“Take your gay best friend to visit Hong Kong,” reads a print ad released by travel agency SpringTour less than a year ago. Over the last few months, a noticeable amount (although still far-and-few between) of Chinese advertisements have been marketed towards the LGBT community. It may not seem out of place in the USA where gay marriage was just legalized, but it is a bit unusual in China.
In reaction to the recent legislation ruling in the USA, some American brands released ads that show support for the changing dynamics of the American family. The newest Tylenol commercial titled, “How We Family” features all sorts of families: white, black, bi-racial and gay. The voice over in the ad states: “It’s not about who you love but how you love.”
#HowWeFamily was released right after gay marriage became legal across the entire U.S.
The response to the new legislation was not limited to the United States. Many global companies and even some Chinese exclusive brands showed support for the ruling by producing ads featuring the “rainbow flag” Chinese companies such as Sense-U Clip and yongche.com also participated. Alibaba’s Taobao, similar to eBay, went even further than just raising the rainbow flag. Taobao helped Chinese couples get married in the US. They hosted a contest last Valentine’s Day and ten same-sex Chinese couples won a trip to California to get married. The trip was financed by a Chinese bedding company called Bliss which sells its products via Alibaba.
And, although the court ruling in the US has increased the publicity of these advertisements, LGBT advertising is not completely new to China. There is one Chinese ad in particular that generated a lot of discussion about the portrayal of the LGBT community. The ad was launched by IKEA in Taiwan about a year ago.

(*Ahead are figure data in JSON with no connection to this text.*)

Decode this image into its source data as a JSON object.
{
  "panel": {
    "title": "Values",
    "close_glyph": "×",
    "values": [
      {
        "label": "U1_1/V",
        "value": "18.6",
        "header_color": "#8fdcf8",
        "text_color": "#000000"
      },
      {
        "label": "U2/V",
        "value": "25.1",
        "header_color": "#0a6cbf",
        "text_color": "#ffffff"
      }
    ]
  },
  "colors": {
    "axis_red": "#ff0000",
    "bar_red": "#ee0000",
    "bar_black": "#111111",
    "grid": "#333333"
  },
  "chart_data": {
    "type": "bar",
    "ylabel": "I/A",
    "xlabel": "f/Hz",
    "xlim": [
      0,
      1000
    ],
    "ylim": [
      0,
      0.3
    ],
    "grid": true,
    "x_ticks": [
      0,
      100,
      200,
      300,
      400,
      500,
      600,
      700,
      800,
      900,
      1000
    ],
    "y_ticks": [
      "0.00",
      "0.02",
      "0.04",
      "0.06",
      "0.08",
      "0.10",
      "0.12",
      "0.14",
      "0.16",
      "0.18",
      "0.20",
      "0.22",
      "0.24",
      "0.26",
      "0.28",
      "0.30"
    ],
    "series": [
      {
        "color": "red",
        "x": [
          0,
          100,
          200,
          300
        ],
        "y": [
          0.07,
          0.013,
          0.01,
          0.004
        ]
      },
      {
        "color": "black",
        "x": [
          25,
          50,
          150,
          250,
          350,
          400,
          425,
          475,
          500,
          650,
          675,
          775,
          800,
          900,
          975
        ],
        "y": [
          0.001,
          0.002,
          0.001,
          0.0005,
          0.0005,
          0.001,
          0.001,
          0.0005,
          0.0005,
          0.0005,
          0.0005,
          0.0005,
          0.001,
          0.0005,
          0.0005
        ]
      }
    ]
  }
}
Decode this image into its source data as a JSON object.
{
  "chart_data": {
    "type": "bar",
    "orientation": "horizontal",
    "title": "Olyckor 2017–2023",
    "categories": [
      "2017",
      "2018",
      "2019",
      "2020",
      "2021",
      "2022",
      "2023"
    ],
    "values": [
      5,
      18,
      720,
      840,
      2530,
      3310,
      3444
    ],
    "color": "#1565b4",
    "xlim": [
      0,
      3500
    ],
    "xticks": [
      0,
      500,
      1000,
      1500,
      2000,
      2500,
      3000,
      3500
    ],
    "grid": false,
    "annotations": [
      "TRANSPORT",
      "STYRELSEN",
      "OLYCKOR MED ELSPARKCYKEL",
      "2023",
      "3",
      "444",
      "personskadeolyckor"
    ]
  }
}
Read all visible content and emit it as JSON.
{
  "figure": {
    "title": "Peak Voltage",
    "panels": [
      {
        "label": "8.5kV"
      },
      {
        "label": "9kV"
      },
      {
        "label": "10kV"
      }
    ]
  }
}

China might has a long way to go before legalizing gay, but local brands took advantage of the American hot topic as an instant event marketing.
A controversial spot from Taiwan Ikea last year.
It starts with a serious breakup between two men. As the men hug goodbye the video changes to show the man hugging a couch. The message of the ad? Break-up with your old furniture, IKEA has you covered. Some critics bashed IKEA saying that this ad insinuated that gay people quickly rotate partners.
In a less controversial commercial, available online only, the jewelry company Enzo released “Mr. Right.” The two-minute ad is for Enzo’s jewelry collection Commitment. While the ad is not targeted exclusively to the LGBT community it does invite them into a conversation about love and commitment.
The commercial features three couples dancing: a gay couple doing ballet, a lesbian couple dancing to the waltz and a heterosexual couple doing the tango. Each couple appears to be dancing the way lovers dance, lost in the rhythm of each other.
The beautiful dance spot – “Mr. Right.”by Enzo jewelry.
Director Yocky Zhang pitched the creative idea for this commercial when Enzo asked for a commercial that appealed to, “any kind of love.” In a personal interview with SHP+, we asked him why he chose the dances he did. Zhang explained that the tango displays energy and power and the waltz has lots of movement and rhythm. Zhang said that rhythm is as essential to love as it is to dance.
导演Yocky Zhang是针对Enzo 广告主题——“任何一种爱”提出了这个创意。他告诉SHP+：他之选择这三种不同的舞蹈是因为探戈是力量与能量的展现，华尔兹则要求较大的运动幅度和强烈的节奏感；对舞蹈来说，节奏是最本质的内容；这一点，对于爱来说是一样。
Zhang had more to say about ballet: “Ballet is normal for boys,” he said. “It helps depict normality.” While it may still be taboo for men to date men it is not as unusual to see them dance together.
Up until 2001, homosexuality was considered a mental disorder according to the Chinese government. It is still considered a taboo subject (as most sex related topics are) and gay marriage is still unrecognized by the Chinese government as a legal commitment. Despite this, it does appear that LGBT targeting advertising is making its way east. However, it may still be a while before you can invite your Chinese gay best friend to Hong Kong.